In the Russian post-Soviet tradition there were two radically different notions of artistic creation: one based on the conception of Everything which originated in St Petersburg and a second one based on the conception of Nothing which comes from Moscow. The Russian art scholar Ekaterina Andreeva published in 2004 a fascinating book about those two different strands of thought in Russian contemporary art. Kuryokhin’s performances represent the notion of Everything. On the other hand, Pavel Pepperstein with his artistic and philosophical group “Medical Hermeneutics” verged more on the conceptual idea of Nothingness. However, in my artistic practice, I want to combine the notion of Everything with the idea of Nothing. I believe they are two sides of the same coin, two aspects of one process. When we inhabit time, we perceive existence as Everything, as a sort of vector towards death. When there is no perception of time, there is Nothing, non-existence, the potency to emergence.
Some of your works remind me of William Blake’s poems Songs of Innocence and of Experience. Blake viewed childhood as a state of protected innocence, but not immune to the experiences of loss, poverty and violence.
I think about children in terms of a happiness and innocence so pure that it can transform even the most horrific events in a play. When you are truly a child, you are not afraid of death or hunger. Nothing can happen to you, you are the center of all the universe. I am very interested in children’s freedom from fear and from responsibility.
In 2017, I opened the show “Param-para” in St. Petersburg, which included works by my son Gab, and some big works we made together. The title refers to the notion of “parampara” in the Buddhist tradition. Buddhists believe that knowledge can be transferred directly from mind to mind, from soul to soul in one second without interferences. I think that this is the only way we can truly learn something important and valuable, that cannot be transferred with words. And I believe art is the place where we can gain that sort of understanding.

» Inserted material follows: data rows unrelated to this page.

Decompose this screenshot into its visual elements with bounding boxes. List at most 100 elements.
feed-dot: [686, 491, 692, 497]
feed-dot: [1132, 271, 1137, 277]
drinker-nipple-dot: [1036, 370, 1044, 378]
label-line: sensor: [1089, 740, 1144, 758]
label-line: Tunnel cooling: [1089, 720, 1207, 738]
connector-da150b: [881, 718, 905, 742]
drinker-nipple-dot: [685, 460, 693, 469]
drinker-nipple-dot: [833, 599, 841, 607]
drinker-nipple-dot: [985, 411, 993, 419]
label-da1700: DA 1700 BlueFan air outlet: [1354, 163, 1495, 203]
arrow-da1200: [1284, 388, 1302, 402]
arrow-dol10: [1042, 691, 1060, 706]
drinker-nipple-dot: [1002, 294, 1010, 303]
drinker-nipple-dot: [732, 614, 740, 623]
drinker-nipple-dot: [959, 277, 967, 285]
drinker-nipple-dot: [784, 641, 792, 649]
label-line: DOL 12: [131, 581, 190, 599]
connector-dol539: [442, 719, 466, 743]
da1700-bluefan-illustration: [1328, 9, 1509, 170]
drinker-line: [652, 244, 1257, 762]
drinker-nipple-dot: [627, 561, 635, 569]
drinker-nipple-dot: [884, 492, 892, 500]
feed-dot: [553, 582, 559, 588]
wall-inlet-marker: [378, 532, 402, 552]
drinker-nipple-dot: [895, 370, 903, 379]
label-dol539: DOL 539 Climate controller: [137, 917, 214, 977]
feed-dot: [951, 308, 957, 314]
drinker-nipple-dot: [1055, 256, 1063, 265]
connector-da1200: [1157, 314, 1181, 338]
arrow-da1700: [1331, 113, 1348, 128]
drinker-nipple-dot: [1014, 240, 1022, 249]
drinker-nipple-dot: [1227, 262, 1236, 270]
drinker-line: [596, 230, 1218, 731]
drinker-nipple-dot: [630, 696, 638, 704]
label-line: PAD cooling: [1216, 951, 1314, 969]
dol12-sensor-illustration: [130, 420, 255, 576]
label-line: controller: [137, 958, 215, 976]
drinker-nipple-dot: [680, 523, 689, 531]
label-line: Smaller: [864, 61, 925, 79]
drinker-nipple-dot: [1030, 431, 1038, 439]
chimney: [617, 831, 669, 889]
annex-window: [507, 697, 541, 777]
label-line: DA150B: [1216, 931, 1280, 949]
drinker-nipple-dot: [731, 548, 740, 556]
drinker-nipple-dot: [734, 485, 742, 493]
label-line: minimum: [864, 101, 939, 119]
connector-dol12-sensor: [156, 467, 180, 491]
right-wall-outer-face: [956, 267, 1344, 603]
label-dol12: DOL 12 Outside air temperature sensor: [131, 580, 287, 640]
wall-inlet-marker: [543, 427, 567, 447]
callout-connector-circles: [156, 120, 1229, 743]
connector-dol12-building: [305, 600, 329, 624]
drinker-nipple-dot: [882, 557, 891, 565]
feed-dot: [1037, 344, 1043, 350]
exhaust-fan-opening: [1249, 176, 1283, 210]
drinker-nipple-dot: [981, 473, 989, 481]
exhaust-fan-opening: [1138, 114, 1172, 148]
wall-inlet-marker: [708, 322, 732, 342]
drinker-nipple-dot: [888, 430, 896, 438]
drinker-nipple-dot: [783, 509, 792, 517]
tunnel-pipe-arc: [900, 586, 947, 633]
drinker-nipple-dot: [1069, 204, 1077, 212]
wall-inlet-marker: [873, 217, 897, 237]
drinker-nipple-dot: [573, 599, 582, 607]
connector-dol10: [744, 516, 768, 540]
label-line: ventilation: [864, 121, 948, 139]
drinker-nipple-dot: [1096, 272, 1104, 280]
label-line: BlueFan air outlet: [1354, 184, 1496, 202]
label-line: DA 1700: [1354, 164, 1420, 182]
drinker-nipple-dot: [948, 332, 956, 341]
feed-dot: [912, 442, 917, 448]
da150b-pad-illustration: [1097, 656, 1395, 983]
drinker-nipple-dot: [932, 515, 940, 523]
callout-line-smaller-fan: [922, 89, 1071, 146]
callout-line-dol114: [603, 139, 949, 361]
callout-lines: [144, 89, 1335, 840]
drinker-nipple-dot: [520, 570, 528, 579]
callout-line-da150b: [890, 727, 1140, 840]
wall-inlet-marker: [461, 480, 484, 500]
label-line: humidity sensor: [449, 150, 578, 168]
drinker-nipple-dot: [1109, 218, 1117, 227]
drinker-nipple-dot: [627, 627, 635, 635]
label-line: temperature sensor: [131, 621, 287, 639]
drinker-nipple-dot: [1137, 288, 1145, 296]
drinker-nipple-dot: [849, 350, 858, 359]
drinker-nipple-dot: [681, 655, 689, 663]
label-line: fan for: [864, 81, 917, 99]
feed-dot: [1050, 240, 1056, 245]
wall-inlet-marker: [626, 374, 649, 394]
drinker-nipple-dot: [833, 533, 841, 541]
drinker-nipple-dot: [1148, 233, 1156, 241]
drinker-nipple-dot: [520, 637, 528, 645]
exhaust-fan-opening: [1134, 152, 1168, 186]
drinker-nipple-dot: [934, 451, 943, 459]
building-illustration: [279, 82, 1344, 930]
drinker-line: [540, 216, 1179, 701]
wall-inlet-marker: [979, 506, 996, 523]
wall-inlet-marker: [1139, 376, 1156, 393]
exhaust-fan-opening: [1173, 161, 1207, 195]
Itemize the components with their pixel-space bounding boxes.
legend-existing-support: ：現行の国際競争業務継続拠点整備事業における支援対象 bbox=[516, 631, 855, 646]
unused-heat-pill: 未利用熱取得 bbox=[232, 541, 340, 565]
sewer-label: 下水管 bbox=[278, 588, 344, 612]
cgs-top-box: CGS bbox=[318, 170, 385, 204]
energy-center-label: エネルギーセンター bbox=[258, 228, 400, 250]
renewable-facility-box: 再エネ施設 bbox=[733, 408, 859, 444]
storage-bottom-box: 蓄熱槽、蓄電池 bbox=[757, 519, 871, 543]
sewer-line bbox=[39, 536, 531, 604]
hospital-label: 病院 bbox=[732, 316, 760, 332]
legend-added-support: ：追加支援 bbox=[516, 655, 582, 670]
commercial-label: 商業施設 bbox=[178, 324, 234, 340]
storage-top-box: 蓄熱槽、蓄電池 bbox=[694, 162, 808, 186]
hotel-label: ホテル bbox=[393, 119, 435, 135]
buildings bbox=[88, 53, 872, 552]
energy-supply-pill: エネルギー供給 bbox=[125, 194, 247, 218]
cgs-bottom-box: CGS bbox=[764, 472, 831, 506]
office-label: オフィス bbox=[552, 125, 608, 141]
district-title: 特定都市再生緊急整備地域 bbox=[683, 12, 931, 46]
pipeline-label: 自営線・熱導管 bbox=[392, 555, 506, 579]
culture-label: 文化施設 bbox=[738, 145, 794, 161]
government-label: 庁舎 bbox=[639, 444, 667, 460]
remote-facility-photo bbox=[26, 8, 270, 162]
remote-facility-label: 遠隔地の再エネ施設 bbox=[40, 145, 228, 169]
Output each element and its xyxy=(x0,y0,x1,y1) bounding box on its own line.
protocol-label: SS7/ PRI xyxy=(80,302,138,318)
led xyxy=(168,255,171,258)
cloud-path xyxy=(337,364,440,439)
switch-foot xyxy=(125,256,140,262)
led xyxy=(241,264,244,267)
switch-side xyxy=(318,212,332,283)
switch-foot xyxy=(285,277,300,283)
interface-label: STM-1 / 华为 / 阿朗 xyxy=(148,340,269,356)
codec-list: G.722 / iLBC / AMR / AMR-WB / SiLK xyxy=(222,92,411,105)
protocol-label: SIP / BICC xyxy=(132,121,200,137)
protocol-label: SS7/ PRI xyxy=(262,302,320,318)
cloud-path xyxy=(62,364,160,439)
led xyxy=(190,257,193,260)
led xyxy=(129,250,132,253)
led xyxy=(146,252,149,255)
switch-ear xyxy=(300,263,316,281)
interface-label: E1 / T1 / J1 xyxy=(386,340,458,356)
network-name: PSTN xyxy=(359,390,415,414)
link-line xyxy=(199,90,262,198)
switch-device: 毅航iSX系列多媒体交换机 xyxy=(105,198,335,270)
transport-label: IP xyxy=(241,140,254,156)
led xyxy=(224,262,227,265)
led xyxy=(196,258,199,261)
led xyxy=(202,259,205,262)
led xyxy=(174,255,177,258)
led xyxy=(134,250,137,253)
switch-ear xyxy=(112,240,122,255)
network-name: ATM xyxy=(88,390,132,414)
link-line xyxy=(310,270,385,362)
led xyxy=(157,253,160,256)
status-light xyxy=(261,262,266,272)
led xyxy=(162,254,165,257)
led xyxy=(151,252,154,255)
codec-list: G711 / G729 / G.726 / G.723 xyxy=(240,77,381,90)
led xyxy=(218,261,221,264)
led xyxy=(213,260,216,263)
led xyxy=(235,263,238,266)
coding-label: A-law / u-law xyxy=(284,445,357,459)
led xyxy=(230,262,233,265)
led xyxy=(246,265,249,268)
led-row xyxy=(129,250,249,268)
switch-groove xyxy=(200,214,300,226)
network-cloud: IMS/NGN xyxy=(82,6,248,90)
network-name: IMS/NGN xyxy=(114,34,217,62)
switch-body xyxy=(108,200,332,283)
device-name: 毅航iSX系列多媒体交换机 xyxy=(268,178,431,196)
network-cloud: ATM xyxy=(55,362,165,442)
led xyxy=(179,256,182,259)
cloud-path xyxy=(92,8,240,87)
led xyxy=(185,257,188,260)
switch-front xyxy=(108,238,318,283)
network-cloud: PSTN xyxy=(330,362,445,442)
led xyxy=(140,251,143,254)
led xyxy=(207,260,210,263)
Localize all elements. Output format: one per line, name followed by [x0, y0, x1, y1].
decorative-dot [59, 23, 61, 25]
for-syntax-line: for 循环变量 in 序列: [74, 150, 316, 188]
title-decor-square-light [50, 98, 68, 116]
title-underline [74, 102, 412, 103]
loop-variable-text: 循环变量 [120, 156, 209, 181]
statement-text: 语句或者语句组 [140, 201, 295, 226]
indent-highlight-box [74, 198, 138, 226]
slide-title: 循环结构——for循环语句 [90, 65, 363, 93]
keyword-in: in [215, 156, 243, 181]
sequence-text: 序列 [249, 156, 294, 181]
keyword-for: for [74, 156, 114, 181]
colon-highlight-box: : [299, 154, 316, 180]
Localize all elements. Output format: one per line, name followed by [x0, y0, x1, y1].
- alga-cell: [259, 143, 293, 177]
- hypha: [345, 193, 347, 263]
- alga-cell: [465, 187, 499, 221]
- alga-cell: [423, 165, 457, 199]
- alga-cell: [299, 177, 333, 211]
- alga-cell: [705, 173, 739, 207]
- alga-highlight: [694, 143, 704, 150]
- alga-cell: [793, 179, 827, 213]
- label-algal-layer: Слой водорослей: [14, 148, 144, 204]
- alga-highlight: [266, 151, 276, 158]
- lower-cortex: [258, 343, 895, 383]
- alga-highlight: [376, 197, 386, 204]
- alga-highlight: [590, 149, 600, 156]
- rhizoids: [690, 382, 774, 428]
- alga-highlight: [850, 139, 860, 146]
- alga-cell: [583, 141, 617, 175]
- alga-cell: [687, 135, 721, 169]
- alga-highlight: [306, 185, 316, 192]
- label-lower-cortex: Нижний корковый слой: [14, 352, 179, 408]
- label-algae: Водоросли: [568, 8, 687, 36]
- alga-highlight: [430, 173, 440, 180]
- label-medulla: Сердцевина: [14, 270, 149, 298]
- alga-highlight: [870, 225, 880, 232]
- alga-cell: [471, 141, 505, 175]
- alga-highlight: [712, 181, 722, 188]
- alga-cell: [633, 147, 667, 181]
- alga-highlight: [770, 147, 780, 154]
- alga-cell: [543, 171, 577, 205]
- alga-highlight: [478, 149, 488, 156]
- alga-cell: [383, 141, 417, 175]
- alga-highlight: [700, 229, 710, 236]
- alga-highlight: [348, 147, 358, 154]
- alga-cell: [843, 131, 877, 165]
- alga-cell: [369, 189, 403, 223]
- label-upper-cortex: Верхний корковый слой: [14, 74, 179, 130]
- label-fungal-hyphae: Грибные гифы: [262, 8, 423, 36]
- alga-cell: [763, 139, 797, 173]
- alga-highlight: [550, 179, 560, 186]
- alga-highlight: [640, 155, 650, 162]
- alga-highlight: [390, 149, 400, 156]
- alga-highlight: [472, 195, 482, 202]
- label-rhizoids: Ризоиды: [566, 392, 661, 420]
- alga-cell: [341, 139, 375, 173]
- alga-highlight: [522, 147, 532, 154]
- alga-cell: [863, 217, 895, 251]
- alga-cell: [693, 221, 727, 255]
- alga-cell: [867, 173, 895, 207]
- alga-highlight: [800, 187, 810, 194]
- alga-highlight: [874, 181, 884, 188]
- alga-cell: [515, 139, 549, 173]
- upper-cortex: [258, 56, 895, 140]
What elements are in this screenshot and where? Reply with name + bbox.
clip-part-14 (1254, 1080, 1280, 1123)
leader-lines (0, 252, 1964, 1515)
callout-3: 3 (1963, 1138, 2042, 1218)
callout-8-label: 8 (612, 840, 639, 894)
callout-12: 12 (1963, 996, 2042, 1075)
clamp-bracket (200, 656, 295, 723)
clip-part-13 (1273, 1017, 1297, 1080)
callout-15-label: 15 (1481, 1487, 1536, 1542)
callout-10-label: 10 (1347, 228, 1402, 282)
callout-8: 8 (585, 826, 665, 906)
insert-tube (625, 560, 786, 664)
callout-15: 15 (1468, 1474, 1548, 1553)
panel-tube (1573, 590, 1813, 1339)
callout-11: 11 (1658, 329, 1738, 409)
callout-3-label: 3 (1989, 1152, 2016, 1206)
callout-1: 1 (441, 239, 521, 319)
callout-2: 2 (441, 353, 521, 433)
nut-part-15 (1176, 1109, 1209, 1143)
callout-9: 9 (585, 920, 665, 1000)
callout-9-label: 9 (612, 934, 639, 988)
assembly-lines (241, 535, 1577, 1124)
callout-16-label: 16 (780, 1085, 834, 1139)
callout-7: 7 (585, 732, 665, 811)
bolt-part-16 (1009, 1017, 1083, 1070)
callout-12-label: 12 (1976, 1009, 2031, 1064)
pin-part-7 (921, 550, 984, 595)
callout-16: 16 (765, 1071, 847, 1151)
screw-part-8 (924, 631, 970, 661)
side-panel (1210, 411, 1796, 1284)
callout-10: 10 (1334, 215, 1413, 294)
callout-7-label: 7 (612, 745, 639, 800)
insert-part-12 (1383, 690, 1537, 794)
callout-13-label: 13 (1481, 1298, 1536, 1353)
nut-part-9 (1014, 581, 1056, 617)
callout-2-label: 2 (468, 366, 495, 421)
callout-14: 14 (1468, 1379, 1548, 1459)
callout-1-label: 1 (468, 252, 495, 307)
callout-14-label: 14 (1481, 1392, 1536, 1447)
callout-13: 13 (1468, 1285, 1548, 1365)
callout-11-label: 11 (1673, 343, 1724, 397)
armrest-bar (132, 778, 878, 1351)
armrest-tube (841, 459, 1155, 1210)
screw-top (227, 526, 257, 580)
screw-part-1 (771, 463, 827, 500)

Montage Colocorrection, 2012. Copyright: Lera Nibiru
Dorota Michalska is a curator and art historian. She is currently working on her Phd thesis in Art History and Theory at the University of Oxford
Lera Nibiru, b. 1981 graduated from the St. Petersburg State University of Cinema and Television with a degree in Animation (2003). She lives and works in Moscow. Nibiru has twice been nominated for the Kandinsky prize and her work is held in collection of the Centre Georges Pompidou. Nibiru’s works are on show at White Space Gallery until 15 September as part of Women at Work: Subverting the Feminine in Post-Soviet Russia exhibition, which brings the work of five women artists from the contemporary Russian art scene.